One thing you need to ask for is testing for calcium and vitamin D3. People shouldn't take calcium unless they have been tested and shown to have low levels. It is easy enough to get vitamin D3 on its own in lots of different dosages online from sites like Amazon, and it is usually one of the cheaper supplements people can buy.

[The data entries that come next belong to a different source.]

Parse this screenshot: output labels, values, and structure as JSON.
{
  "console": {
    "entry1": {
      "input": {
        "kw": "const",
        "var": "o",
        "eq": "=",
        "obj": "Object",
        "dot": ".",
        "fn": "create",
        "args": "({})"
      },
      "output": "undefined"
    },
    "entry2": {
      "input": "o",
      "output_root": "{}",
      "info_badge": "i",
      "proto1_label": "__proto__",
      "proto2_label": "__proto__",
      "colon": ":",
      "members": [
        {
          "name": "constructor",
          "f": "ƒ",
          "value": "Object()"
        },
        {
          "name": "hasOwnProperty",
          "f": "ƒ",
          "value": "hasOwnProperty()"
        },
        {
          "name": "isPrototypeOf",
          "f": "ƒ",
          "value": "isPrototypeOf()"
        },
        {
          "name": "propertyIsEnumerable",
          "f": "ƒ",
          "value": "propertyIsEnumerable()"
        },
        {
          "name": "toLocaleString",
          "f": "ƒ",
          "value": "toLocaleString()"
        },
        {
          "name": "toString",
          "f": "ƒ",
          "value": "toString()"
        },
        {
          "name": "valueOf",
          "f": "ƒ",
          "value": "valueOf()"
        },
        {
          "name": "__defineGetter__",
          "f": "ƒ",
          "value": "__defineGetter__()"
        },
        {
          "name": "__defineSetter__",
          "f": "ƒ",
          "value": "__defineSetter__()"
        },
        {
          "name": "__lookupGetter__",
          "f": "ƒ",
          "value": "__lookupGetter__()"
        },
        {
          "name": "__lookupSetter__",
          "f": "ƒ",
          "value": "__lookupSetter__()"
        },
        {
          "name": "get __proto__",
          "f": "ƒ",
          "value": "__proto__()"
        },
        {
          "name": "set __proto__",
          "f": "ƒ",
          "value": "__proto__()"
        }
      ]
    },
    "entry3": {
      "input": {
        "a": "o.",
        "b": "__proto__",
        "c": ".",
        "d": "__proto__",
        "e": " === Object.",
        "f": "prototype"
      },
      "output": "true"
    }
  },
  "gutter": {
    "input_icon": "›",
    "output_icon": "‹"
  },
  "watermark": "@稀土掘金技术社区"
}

Vitamin D supplementation raises the level of calcium that is absorbed from the diet. Supplementing calcium on top of that should only be done when there is a proven need for it.

caroland53 profile image
caroland53 in reply to humanbean

The calcium/D3 was prescribed at the hospital treating my breast cancer. They said that letrozole thins the bones. I had a dexa scan done last year and I've to have a follow up one next year. Thanks for taking time to answer. I may have to just up my levothyroxine dose by 25mcg and see if I feel any better. My doctor only does thyroid bloods once a year.

caroland53 profile image
caroland53

I agree with you but I've had my annual thyroid blood test done so won't get another one. If the letrozole is the problem I can't do anything about it as I can't stop taking it.

caroland53 profile image
caroland53

Yes, but they have the same side effects. 😐

silverfox7 profile image
silverfox7

Just. One across your post. I was diagnosed with breast cancer last year and had the op and radio, no chemo but I didn't. Ounce back as quickly as I thought I might. I am also on Letrozole and as you say we are stuck with it! I asked on her whether it sat well with Thyroid meds and I received two replies completely opposite! Got to the stage where I could tick all the symptoms on it then realised these were also thyroid problems so what is. Audi g that? Had a word with the pharmacist at the cancer hospital and she tried to help me but could find no known problems. However I then looked on the Thyroid Uk site and found with Tamoxifen which is for the same thing shows lest absorption so an increase in meds is called for. I was so close to my endo appointment but I upped from 1.75 to 2 grains, I'm on NDT and sadly my knowledgeable endo has left so I got a chat although. Dry pleasant doesn't instil confidence as I get the osteoporosis and AF talk. But my bloods are in range though I didn't get chance to see or look at the ranges but they will be posted to me at some point so I think you should have your bloods checked to see if you need an increase. He's now heating me to move onto Levo so life's never easy!